À polícia civil, que abriu inquérito sobre o caso, os PMs disseram que prenderam Almeida por desacato e resistência – a mesma desculpa de sempre quando a polícia prende um cidadão. Essa hipótese de resistência é difícil de se aceitar, pois um cidadão, diante de três ou quatro policiais armados, não vai resistir à prisão. Ainda mais se considerando a condição física dos policiais, selecionados entre homens fortes e jovens, com noções de lutas marciais justamente para imobilizar quem lhes resista. Mas ninguém resiste à polícia, só um intoxicado – subalimentado, fácil de ser dominado.

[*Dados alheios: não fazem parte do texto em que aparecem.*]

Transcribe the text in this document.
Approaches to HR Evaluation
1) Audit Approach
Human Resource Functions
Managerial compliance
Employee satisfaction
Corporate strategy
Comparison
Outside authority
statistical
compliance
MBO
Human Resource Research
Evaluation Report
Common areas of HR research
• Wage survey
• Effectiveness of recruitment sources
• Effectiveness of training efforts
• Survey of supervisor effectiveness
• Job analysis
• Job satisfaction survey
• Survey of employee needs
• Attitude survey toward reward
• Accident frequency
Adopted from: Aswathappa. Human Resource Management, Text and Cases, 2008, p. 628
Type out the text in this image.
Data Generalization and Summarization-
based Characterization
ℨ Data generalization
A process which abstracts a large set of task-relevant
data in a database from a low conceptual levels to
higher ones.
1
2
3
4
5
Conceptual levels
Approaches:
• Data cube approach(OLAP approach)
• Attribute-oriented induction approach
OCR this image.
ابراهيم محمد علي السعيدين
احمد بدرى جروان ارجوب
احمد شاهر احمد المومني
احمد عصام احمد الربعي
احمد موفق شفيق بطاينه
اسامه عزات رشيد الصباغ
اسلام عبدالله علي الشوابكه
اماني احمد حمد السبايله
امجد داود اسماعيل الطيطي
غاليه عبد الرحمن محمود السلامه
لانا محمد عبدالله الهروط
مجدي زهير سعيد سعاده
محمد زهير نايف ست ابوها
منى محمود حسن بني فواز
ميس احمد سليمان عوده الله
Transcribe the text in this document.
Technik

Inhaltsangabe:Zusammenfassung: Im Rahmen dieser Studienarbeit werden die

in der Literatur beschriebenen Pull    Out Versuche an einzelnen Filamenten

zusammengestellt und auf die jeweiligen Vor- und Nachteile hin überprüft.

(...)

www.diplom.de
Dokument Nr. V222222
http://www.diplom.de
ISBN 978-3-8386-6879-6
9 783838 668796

A família de José Almeida sentiu-se insegura e mudou-se para outra unidade da federação, e não revela a ninguém o seu destino. Até hoje, o crime permanece impune. Além da truculência desnecessária e do abuso de autoridade que resultou na prisão de Almeida, os policiais algemaram a vítima com as mãos para a frente e jogaram-na no banco traseiro, onde estaria a metralhadora – que requer as duas mãos livres para ser operada, e não é qualquer civil que conhece o seu funcionamento. O filme gravado pela testemunha só registra cinco disparos de revólver, efetuados cadencialmente pelos policiais. Um deles confessou a autoria de dois disparos.

O crime se deu no domingo de 25 de novembro de 2012, e até hoje os apontados não foram punidos. Depois que se criou a figura de desacato e resistência, as polícias ficaram com licença para matar – como o agente 007, o popular James Bond. Por isso, transita no parlamento uma reforma nessa lei que confere ao policial o superpoder de escolher quem vai continuar vivo ou morrer. Em alguns estados brasileiros, havia – ou ainda há – uma gratificação salarial por operação considerada violenta, como a do Cajá. O policial, em vez de ser punido, ganha uma produtividade acrescentada ao soldo. Essa foi uma das sequelas da ditadura militar que garroteou o Brasil por mais de vinte anos.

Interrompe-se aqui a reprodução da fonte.